Dalam kitab Tanqih al-Qaul,
al-Imam al-Hafidz Jalaluddin bin Abdurrahman bin Abubakar as-Suyuthi menuliskan
dalam kitabnya sebuah hadits bahwa Rasulullah Saw. bersabda:
وقال عليه
الصلاة والسلام: {مَنْ لَمْ يَحْزَنْ لِمَوْتِ العَالِمِ، فَهُوَ مُنَافِقٌ
مُنَافِقٌ مُنَافِقٌ} قالها ثلاث مرات
“Barangsiapa yang tidak
sedih dengan kematian ulama maka dia adalah munafik.”
Menangislah, karena
meninggalnya seorang ulama adalah sebuah perkara yang besar di sisi Allah.

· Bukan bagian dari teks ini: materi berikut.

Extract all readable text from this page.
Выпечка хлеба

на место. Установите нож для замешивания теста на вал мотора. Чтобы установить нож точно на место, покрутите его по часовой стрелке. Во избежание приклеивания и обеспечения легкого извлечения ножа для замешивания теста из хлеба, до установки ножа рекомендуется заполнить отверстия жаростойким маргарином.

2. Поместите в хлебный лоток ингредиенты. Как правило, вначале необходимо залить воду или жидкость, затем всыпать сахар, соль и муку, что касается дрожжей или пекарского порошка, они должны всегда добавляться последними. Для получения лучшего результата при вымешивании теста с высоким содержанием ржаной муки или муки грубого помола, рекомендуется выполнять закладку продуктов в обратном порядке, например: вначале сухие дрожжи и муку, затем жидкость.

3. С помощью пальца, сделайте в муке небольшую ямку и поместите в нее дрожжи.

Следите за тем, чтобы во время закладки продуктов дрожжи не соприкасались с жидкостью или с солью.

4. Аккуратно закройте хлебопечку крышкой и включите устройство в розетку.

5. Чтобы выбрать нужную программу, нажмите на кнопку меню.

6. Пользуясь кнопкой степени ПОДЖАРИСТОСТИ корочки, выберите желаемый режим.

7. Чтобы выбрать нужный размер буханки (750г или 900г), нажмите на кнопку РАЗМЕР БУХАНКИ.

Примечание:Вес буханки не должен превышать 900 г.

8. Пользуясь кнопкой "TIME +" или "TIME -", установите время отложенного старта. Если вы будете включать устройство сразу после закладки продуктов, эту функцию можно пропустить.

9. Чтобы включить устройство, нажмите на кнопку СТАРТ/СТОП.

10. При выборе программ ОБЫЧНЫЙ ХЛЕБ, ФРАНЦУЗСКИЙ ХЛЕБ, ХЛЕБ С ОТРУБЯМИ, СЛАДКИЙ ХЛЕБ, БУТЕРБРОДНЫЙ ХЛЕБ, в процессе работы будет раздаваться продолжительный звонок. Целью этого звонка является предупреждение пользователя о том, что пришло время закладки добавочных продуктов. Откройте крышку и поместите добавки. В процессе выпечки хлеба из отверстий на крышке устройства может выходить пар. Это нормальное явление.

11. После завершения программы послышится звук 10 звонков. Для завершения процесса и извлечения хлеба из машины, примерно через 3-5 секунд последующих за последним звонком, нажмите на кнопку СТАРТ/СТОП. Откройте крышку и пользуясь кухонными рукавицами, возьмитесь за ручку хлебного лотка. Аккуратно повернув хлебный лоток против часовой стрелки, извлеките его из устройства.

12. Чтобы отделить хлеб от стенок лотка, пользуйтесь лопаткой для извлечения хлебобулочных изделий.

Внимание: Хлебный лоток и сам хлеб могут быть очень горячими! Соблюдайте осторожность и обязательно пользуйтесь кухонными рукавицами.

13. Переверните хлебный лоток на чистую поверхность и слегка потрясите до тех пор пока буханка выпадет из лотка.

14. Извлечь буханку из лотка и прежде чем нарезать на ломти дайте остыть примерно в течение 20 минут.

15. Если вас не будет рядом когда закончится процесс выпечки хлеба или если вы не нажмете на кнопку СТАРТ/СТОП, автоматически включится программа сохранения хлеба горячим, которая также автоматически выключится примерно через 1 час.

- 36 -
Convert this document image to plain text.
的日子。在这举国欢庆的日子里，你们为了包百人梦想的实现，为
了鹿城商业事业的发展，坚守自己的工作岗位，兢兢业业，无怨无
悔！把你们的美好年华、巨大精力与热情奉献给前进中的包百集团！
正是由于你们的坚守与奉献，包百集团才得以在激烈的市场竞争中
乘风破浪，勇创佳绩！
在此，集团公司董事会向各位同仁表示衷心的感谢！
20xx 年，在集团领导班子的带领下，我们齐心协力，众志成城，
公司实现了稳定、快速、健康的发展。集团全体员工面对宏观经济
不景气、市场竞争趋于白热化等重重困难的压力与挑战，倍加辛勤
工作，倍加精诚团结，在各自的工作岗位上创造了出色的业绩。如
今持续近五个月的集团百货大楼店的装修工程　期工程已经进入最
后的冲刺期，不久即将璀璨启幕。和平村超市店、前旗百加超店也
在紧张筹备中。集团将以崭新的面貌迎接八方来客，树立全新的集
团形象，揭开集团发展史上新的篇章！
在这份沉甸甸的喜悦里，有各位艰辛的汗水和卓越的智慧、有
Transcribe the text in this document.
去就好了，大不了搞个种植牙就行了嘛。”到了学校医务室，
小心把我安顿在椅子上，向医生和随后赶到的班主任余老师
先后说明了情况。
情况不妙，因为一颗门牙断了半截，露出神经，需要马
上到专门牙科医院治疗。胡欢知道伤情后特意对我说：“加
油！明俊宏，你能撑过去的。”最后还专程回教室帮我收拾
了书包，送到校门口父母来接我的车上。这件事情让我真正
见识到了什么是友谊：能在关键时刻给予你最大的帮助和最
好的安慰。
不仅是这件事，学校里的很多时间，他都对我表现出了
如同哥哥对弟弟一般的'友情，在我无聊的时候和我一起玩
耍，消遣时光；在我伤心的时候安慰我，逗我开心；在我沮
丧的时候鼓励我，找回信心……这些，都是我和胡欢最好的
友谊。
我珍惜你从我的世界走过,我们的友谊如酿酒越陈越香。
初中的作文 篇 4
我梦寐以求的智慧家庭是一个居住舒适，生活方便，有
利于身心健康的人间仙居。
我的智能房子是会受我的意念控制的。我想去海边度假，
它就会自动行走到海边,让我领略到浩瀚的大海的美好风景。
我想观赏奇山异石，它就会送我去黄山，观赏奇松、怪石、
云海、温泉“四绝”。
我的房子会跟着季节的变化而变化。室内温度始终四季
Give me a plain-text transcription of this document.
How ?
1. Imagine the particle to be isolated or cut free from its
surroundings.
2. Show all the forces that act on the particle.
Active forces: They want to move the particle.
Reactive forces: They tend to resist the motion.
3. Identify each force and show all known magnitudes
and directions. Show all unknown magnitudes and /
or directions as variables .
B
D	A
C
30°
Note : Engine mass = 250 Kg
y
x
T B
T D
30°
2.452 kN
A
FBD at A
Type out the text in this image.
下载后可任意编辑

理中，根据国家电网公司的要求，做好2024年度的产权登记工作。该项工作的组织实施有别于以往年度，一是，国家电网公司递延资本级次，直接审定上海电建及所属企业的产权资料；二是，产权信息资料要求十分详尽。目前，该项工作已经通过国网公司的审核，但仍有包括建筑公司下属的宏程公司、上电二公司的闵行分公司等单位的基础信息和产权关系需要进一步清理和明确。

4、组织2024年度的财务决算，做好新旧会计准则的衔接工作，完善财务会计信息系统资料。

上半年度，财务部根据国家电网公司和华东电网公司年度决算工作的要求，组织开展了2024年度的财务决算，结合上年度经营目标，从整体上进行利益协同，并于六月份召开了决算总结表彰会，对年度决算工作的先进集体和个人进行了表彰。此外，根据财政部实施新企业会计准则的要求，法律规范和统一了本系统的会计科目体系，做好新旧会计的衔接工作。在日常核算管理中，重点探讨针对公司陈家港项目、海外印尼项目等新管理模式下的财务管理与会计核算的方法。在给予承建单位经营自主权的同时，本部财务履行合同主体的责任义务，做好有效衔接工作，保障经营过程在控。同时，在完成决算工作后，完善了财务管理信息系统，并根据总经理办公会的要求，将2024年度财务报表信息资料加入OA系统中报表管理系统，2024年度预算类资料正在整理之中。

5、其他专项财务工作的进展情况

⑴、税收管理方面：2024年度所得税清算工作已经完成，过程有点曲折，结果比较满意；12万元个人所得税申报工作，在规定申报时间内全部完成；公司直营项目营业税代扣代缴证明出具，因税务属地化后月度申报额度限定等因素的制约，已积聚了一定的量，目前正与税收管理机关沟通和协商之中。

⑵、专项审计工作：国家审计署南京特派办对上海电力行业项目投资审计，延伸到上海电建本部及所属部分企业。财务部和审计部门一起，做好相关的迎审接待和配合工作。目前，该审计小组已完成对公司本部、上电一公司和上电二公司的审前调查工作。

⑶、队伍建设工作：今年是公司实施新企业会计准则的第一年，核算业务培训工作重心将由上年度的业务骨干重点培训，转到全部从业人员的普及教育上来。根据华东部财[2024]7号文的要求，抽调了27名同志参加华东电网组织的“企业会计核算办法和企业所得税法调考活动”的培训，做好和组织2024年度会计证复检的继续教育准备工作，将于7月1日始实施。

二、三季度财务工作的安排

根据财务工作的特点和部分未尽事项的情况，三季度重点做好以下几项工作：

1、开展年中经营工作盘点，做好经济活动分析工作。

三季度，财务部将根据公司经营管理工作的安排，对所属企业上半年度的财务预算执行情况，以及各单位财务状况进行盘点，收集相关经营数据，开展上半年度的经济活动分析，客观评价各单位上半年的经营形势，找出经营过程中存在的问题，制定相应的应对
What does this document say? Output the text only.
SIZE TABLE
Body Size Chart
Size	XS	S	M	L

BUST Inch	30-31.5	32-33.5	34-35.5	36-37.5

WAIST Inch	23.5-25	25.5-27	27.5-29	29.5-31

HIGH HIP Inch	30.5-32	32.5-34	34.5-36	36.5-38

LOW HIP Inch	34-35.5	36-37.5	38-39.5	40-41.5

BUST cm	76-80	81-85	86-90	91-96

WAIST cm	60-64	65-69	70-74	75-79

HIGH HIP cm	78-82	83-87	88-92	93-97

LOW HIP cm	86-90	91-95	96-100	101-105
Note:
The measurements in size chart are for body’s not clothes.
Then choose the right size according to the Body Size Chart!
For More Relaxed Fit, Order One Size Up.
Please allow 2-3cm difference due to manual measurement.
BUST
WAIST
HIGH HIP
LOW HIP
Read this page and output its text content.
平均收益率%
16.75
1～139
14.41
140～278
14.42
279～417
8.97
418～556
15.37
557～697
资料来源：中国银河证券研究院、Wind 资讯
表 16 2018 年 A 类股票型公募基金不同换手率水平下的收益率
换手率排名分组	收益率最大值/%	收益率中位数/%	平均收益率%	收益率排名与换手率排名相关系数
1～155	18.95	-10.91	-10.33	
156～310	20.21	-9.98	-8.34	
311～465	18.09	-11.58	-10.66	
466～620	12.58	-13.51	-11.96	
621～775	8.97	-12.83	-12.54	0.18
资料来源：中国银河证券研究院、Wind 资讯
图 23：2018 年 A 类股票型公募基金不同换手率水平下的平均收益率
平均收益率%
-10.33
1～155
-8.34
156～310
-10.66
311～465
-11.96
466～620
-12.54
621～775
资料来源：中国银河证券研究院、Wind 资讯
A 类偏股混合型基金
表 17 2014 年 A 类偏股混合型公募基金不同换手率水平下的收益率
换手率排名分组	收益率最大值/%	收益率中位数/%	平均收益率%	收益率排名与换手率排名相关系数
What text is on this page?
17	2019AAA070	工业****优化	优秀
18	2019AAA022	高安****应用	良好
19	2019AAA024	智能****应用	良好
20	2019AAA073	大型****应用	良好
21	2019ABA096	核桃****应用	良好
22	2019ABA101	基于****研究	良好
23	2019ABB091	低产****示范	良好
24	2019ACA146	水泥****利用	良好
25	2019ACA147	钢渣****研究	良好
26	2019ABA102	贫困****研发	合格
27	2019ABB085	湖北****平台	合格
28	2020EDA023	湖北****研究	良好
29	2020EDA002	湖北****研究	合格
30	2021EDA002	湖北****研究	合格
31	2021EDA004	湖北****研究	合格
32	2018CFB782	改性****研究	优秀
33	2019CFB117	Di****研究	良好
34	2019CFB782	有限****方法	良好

Sebuah perkara yang akan mendatangkan konsekuensi bagi kita yang ditinggalkan
jika kita ternyata bukan orang-orang yang senantisa mendengar petuah mereka. Menangislah,
jika kita ternyata selama ini belum ada rasa cinta di hati kita kepada para
ulama.
عن ابن عباس
، في قوله تعالى : أَوَلَمْ يَرَوْا أَنَّا نَأْتِي الأَرْضَ نَنْقُصُهَا مِنْ
أَطْرَافِهَا سورة الرعد آية 41 قال : موت علمائها . وللبيهقي من حديث معروف بن
خربوذ ، عن أبي جعفر ، أنه قال : موت عالم أحب إلى إبليس من موت سبعين عابدا .
Ibnu Abbas Ra. berkata tentang
firman Allah: “Dan apakah mereka tidak melihat bahwa sesungguhnya Kami
mendatangi daerah-daerah, lalu Kami kurangi daerah-daerah itu (sedikit demi
sedikit) dari tepi-tepinya?” (QS. ar-Ra’d ayat 41). Beliau mengatakan tentang
(مِنْ
أَطْرَافِهَا = dari tepi-tepinya) adalah wafatnya para ulama.”
Dan menurut Imam
Baihaqi dari hadits Ma’ruf bin Kharbudz dari Abu Ja’far Ra. berkata: “Kematian
ulama lebih dicintai Iblis daripada kematian 70 orang ahli Ibadah.”
Al-Quran secara implisit
mengisyaratkan wafatnya ulama sebagai sebuah penyebab kehancuran dunia, yaitu
firman Allah Swt. yang berbunyi:
أَوَلَمْ
يَرَوْا أَنَّا نَأْتِي الأرْضَ نَنْقُصُهَا مِنْ أَطْرَافِهَا وَاللَّهُ يَحْكُمُ
لا مُعَقِّبَ لِحُكْمِهِ وَهُوَ سَرِيعُ الْحِسَابِ
“Dan apakah mereka
tidak melihat bahwa sesungguhnya Kami mendatangi daerah-daerah, lalu Kami
kurangi daerah-daerah itu (sedikit demi sedikit) dari tepi-tepinya?” (QS. ar-Ra’d ayat 41).
Menurut beberapa ahli
tafsir seperti Ibnu Abbas dan Mujahid, ayat ini berkaitan dengan kehancuran
bumi (kharab ad-dunya). Sedangkan kehancuran bumi dalam ayat ini adalah
dengan meninggalnya para ulama. (Tafsir Ibnu Katsir juz 4 halaman 472).
Rasulullah Saw. yang
menegaskan ulama sebagai penerusnya, juga menegaskan wafatnya para ulama
sebagai musibah. Rasulullah Saw. bersabda:
مَوْتُ
الْعَالِمِ مُصِيبَةٌ لا تُجْبَرُ ، وَثُلْمَةٌ لا تُسَدُّ , وَنَجْمٌ طُمِسَ ،
مَوْتُ قَبِيلَةٍ أَيْسَرُ مِنْ مَوْتِ عَالِمٍ
“Meninggalnya ulama
adalah musibah yang tak tergantikan, dan sebuah kebocoran
yang tak bisa ditambal. Wafatnya ulama laksana bintang yang padam. Meninggalnya satu suku lebih mudah bagi saya daripada meninggalnya satu orang ulama.” (HR. ath-Thabarani dalam Mu’jam al-Kabir dan al-Baihaqi dalam Syu’ab al-Iman dari Abu Darda).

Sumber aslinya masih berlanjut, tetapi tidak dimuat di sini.